Pascal Hambourg <pas...@plouf.fr.eu.org> writes:
> Le 23/07/2019 à 04:53, Martin McCormick a écrit :

> Do you mean that GRUB is installed on an internal drive ?

Yes.

> By default, GRUB relies on the BIOS disk services to access drives. But it
> also has native ATA and USB drivers which are not loaded by default. See
> the 'nativedisk' command.
> 
> 
> 
> Be aware that loading native drivers switches GRUB to a new different 
> world
> : BIOS drives (hdX) will not be available any more and environment
> variables pointing at drives such as $root and $prefix will need to be
> updated with native drive names (ataX, usbX...).

Thanks again for the heads up.

> 
> Also, note that chainloading a bootloader (boot sector or ntldr) which
> relies on BIOS disk services will not work. Loading a kernel and initramfs
> should work if they include native USB drivers.

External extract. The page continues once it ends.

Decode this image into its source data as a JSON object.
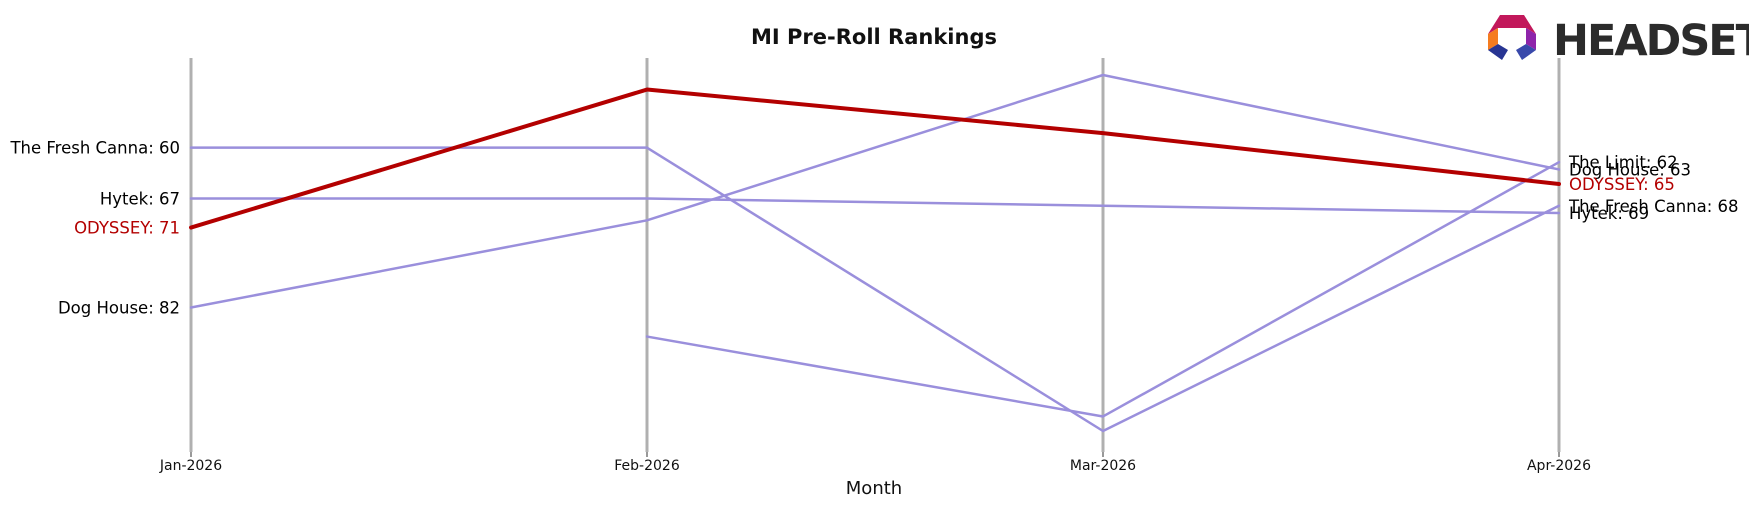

My thanks to all who responded.  In addition to your responses, I
later found a discussion  on one of the stackexchange sites
dealing with this same issue and was about to kick myself for
wasting everybody's time but it turned out every response touched
on a different aspect of the issue so it sounds like it will keep
me busy for awhile.

        It may turn out to be less of a headache to make it a
duel-boot system.  One boot would be the latest debian console
and the other would be Debian Wheezy as I have some PIC
microcontroller development tools that don't make in today's
world.

        This is a Dell Dimension motherboard with 1 GB of RAM and
a 600-MHZ Pentium which works very well in the command-line world
so I'll run it until the motherboard fries.  Yup! It's about 20
years old but no reason to trash it yet.